Amazon Web Services (AWS) Security Features
Security capabilities and services to increase privacy and control network access include:
- Built-in firewalls that allow creation of private networks within AWS and control of network access to instances and subnets.
- Encryption in transit with TLS across services.
Connectivity options that enable private or dedicated connections from the office or on-premises environment.
Inventory and Configuration Management
Tools that enable agility and speed along with assurance that cloud resources comply with organizational standards and best practices include:
- Deployment tools to manage the creation and decommissioning of resources according to organizational standards.
- Inventory and configuration management tools to identify resources, which then track and manage changes to said resources over time.
Scalable and efficient encryption features include:
- Data encryption capabilities available in AWS storage and database services, such as EBS, S3, Glacier and Redshift.
- Flexible key management options that allow you to choose whether to have AWS manage the encryption keys or maintain complete control over your keys.
Definition, enforcement, and management of user access policies across services include:
- Identity and access management capabilities to define individual user accounts with permissions across AWS resources.
- Multi-factor authentication for privileged accounts, including options for hardware-based authenticators.
Monitoring and Logging
Tools and features that enable environment activity monitoring include:
- Deep visibility into API calls, i.e. who, what, when, and from where calls were made.
- Log aggregation and options, streamlining investigations and compliance reporting.
- Alert notifications when specific events occur, or thresholds are exceeded.
Cloudflare CDN Features
- DDoS Protection with a layered security approach combines multiple DDoS mitigation capabilities into one service.

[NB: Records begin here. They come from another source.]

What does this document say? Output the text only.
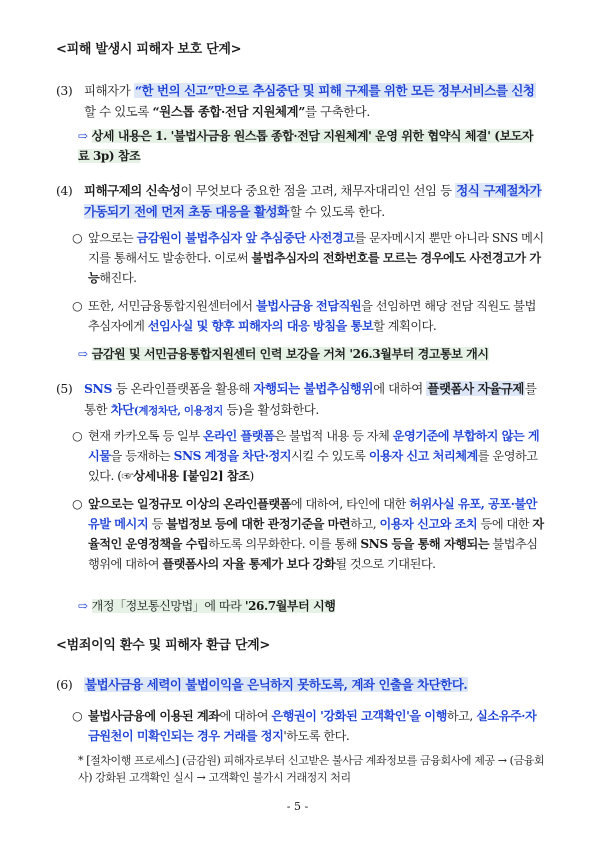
<피해 발생시 피해자 보호 단계>
(3) 피해자가 “한 번의 신고”만으로 추심중단 및 피해 구제를 위한 모든 정부서비스를 신청할 수 있도록 “원스톱 종합·전담 지원체계”를 구축한다.
⇨ 상세 내용은 1. '불법사금융 원스톱 종합·전담 지원체계' 운영 위한 협약식 체결' (보도자료 3p) 참조
(4) 피해구제의 신속성이 무엇보다 중요한 점을 고려, 채무자대리인 선임 등 정식 구제절차가 가동되기 전에 먼저 초동 대응을 활성화할 수 있도록 한다.
○ 앞으로는 금감원이 불법추심자 앞 추심중단 사전경고를 문자메시지 뿐만 아니라 SNS 메시지를 통해서도 발송한다. 이로써 불법추심자의 전화번호를 모르는 경우에도 사전경고가 가능해진다.
○ 또한, 서민금융통합지원센터에서 불법사금융 전담직원을 선임하면 해당 전담 직원도 불법추심자에게 선임사실 및 향후 피해자의 대응 방침을 통보할 계획이다.
⇨ 금감원 및 서민금융통합지원센터 인력 보강을 거쳐 '26.3월부터 경고통보 개시
(5) SNS 등 온라인플랫폼을 활용해 자행되는 불법추심행위에 대하여 플랫폼사 자율규제를 통한 차단(계정차단, 이용정지 등)을 활성화한다.
○ 현재 카카오톡 등 일부 온라인 플랫폼은 불법적 내용 등 자체 운영기준에 부합하지 않는 게시물을 등재하는 SNS 계정을 차단·정지시킬 수 있도록 이용자 신고 처리체계를 운영하고 있다. (☞상세내용 [붙임2] 참조)
○ 앞으로는 일정규모 이상의 온라인플랫폼에 대하여, 타인에 대한 허위사실 유포, 공포·불안 유발 메시지 등 불법정보 등에 대한 관정기준을 마련하고, 이용자 신고와 조치 등에 대한 자율적인 운영정책을 수립하도록 의무화한다. 이를 통해 SNS 등을 통해 자행되는 불법추심행위에 대하여 플랫폼사의 자율 통제가 보다 강화될 것으로 기대된다.
⇨ 개정「정보통신망법」에 따라 '26.7월부터 시행
<범죄이익 환수 및 피해자 환급 단계>
(6) 불법사금융 세력이 불법이익을 은닉하지 못하도록, 계좌 인출을 차단한다.
○ 불법사금융에 이용된 계좌에 대하여 은행권이 '강화된 고객확인'을 이행하고, 실소유주·자금원천이 미확인되는 경우 거래를 정지'하도록 한다.
* [절차이행 프로세스] (금감원) 피해자로부터 신고받은 불사금 계좌정보를 금융회사에 제공 → (금융회사) 강화된 고객확인 실시 → 고객확인 불가시 거래정지 처리
- 5 -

It prevents disruptions caused by bad traffic, while allowing good traffic through, keeping websites, applications, and APIs highly available and performant.
- Web Application Firewall (WAF) with an intuitive dashboard that enables users to build powerful rules through easy clicks.
- Every request to the WAF is inspected against the rule engine and the threat intelligence, curated from protecting over 20 million websites. Suspicious requests can be blocked, challenged, or logged as per the needs of the user, while legitimate requests are routed to the destination, agnostic of whether it lives on-premise or in the cloud. Analytics and Cloudflare Logs enable visibility into actionable metrics for the user.
Delivery of fast, rich user experiences for Internet applications and accelerated mobile experiences, regardless of distance to origin servers, device type, or network health, which increase engagement and conversions.
Additional airTRFX Security Protocol
- Access to production administration interfaces are reviewed every 90 days.
- Load balancers are the only public endpoints.
- Communication between private networks and data centers are conducted over SSL and through IP filtering.
- Transmission between the airline site and airTRFX via FareNet™ is conducted over SSL.
- Site access and server activity is continuously monitored by dedicated staff using a variety of tools and partners, including Sumo Logic and Cloudflare.
- No personally identifiable information of site visitors is captured or stored at any time.
Only a limited set of data is captured, transmitted, and stored in the database; the current list of data points captured comprises the following:
- Site language
- Device category
- Journey type
- # adults
- Origin (airport code)
- Destination (airport code)
- Total price
- Cabin class
- Price per leg and option
- Departure dates and times
- Arrival dates and times
- Flight duration
- Flight number
We take the security of your data very seriously at EveryMundo. As transparency is one of the principles on which our company is built, we aim to be as clear and open as we can about the way we handle security.
If you have additional questions regarding security, we are happy to answer them. Please write to firstname.lastname@example.org and we will respond as quickly as we can.
EveryMundo LLC has been assessed and approved by QAS International to the management systems, standards, and guidelines of ISO 27001:2013. ISO 27001 is a specification for an information security management system (ISMS). An ISMS is a framework of policies and procedures that includes all legal, physical and technical controls involved in an organization’s information risk management processes.